Boy, “Page Six” was right: Vanity Fair’s profile of Washington, D.C., society matron Sally Quinn contains some scathing details. In addition to rehashing the bizarre incident that led to the cancellation of her Post entertaining column, “The Party,” it also cherry-picks several other unflattering anecdotes about Quinn, who made her name first as a society writer for the Washington Post and later as the third wife of its former executive editor Ben Bradlee. Like the time when she went ballistic after her learning-disabled son, Quinn (yes, his first name is her last name), lost his virginity to a prostitute in St. Martin. Or how stories conflict on when she started sleeping with Bradlee — and publicly started joking about it even though he was still married to his second wife.

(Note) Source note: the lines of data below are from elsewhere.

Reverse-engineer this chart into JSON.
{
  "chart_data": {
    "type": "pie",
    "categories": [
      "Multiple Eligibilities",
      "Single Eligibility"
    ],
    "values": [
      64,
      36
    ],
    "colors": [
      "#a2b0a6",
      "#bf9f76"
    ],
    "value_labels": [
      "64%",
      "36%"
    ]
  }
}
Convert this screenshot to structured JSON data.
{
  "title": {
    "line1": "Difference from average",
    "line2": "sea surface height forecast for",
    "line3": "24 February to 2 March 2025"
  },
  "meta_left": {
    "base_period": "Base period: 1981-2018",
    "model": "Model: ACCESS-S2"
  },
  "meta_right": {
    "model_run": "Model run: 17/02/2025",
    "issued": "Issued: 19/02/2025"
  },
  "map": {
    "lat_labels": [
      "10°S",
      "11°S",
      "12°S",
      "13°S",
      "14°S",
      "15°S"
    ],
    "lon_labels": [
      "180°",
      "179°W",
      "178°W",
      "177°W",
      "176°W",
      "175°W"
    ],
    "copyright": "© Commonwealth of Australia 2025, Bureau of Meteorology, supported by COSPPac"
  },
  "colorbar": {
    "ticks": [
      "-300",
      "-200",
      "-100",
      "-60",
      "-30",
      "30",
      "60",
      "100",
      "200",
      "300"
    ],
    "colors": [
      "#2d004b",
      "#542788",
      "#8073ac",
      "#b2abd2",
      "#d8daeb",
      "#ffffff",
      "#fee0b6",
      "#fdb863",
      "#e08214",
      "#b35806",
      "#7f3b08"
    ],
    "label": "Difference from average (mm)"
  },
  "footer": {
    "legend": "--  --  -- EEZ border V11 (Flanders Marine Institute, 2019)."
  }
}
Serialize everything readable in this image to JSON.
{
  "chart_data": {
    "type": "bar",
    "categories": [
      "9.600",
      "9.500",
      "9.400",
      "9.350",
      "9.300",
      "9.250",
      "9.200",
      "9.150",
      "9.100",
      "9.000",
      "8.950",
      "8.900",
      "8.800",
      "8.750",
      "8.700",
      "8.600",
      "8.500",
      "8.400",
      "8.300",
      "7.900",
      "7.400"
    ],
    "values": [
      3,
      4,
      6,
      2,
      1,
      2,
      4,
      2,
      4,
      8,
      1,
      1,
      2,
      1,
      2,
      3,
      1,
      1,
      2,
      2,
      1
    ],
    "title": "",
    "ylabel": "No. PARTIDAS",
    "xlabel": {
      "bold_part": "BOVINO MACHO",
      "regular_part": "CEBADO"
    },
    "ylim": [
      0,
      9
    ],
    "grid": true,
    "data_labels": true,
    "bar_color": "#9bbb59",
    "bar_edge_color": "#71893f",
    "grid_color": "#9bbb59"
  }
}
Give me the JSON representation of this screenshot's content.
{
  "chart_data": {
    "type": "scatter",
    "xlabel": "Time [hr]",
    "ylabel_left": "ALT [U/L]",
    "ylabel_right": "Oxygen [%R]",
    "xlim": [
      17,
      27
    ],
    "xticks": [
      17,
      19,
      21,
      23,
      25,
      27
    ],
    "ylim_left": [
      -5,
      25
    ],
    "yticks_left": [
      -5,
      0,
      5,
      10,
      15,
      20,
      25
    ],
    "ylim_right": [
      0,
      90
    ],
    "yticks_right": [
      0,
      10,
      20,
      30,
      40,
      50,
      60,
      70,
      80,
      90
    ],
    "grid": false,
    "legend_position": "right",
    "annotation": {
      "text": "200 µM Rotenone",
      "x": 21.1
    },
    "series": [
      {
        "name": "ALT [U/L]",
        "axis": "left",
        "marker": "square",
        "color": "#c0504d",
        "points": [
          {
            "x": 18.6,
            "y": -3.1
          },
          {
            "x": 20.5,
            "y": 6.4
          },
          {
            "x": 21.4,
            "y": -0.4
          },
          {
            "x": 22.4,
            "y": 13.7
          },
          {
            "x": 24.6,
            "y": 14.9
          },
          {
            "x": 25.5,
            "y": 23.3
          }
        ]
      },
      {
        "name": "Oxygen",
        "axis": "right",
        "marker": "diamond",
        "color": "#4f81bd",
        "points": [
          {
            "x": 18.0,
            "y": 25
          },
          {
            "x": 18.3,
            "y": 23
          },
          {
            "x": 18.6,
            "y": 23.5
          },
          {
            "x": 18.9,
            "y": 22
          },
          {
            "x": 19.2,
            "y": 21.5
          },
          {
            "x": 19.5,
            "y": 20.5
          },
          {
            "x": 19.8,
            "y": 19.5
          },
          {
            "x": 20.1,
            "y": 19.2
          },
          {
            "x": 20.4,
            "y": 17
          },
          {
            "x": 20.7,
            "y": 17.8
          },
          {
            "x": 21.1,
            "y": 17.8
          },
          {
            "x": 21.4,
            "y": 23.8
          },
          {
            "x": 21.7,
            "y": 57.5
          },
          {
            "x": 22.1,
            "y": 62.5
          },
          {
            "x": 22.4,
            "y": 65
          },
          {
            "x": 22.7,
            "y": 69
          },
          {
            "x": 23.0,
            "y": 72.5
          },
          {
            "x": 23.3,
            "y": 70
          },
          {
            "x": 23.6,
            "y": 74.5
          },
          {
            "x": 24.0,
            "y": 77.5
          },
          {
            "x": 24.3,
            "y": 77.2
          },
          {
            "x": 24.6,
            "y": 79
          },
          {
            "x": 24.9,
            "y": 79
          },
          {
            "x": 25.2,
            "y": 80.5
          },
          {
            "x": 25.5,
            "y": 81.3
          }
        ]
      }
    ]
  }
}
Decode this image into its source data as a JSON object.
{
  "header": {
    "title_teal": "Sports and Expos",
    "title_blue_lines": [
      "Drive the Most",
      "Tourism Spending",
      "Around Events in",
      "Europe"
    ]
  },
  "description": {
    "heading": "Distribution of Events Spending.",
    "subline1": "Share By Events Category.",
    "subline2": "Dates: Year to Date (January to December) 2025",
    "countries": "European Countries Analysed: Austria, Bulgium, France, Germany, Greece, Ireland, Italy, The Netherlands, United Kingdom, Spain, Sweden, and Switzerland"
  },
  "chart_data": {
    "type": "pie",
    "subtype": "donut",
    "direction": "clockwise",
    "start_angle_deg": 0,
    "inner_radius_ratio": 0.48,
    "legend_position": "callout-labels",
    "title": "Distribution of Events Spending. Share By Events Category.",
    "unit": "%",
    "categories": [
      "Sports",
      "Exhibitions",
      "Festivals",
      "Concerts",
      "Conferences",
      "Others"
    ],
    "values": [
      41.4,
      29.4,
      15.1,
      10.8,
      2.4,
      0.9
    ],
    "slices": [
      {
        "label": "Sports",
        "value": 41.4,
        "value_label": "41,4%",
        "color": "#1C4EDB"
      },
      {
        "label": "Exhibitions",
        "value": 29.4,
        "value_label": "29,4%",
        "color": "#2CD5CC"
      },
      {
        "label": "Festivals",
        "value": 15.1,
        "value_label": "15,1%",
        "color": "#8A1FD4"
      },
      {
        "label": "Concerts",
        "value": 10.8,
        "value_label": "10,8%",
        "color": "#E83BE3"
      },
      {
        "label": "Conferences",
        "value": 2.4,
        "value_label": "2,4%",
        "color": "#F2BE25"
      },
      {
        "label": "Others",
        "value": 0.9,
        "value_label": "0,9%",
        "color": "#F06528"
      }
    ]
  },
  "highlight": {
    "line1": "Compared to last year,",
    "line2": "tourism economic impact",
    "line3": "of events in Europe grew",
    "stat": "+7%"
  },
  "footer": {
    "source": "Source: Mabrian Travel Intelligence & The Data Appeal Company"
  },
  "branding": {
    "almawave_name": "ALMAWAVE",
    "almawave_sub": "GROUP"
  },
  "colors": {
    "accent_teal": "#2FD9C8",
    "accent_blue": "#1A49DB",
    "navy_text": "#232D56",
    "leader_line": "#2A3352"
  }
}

It’s almost shocking, in a way, that a magazine like Vanity Fair would write a story that paints Sally Quinn — among the last of a dying society breed that fills their pages — as a status- and image-obsessed social climber. But perhaps most heartbreaking (and not in a flattering way) was this anecdote, told about her son Quinn, who has VCFS, “a syndrome that affects his heart, facial structure, immune system, and ability to talk and comprehend.”
She recalls the day Quinn’s best friend heard he’d been accepted to Harvard. “All of our friends’ kids were all getting into Harvard, Yale, and Princeton, and Brown. I went to a screening that night and I ran into [documentary-film maker] Charles Guggenheim. He came up and gave me a kiss and said, ‘How are you?,’ and I burst into tears. He said, ‘What’s the matter?’ And I just said, ‘Quinn’s best friend just got into Harvard. And Quinn will never go to any college, and I just feel so defeated.’ ”
Isn’t it bad enough when your parents have that kind of expectation for you and you’re not learning disabled? Luckily, the way Vanity Fair tells it, this incident was the catalyst for both Quinn and, uh, Quinn, to find the best in their situation, and find a rewarding career path for the young man. Still, we imagine there are going to be more than a few Washington, D.C., party invitations for writer Evgenia Peretz and editor Graydon Carter that are going to get mysteriously lost in the mail over the next year.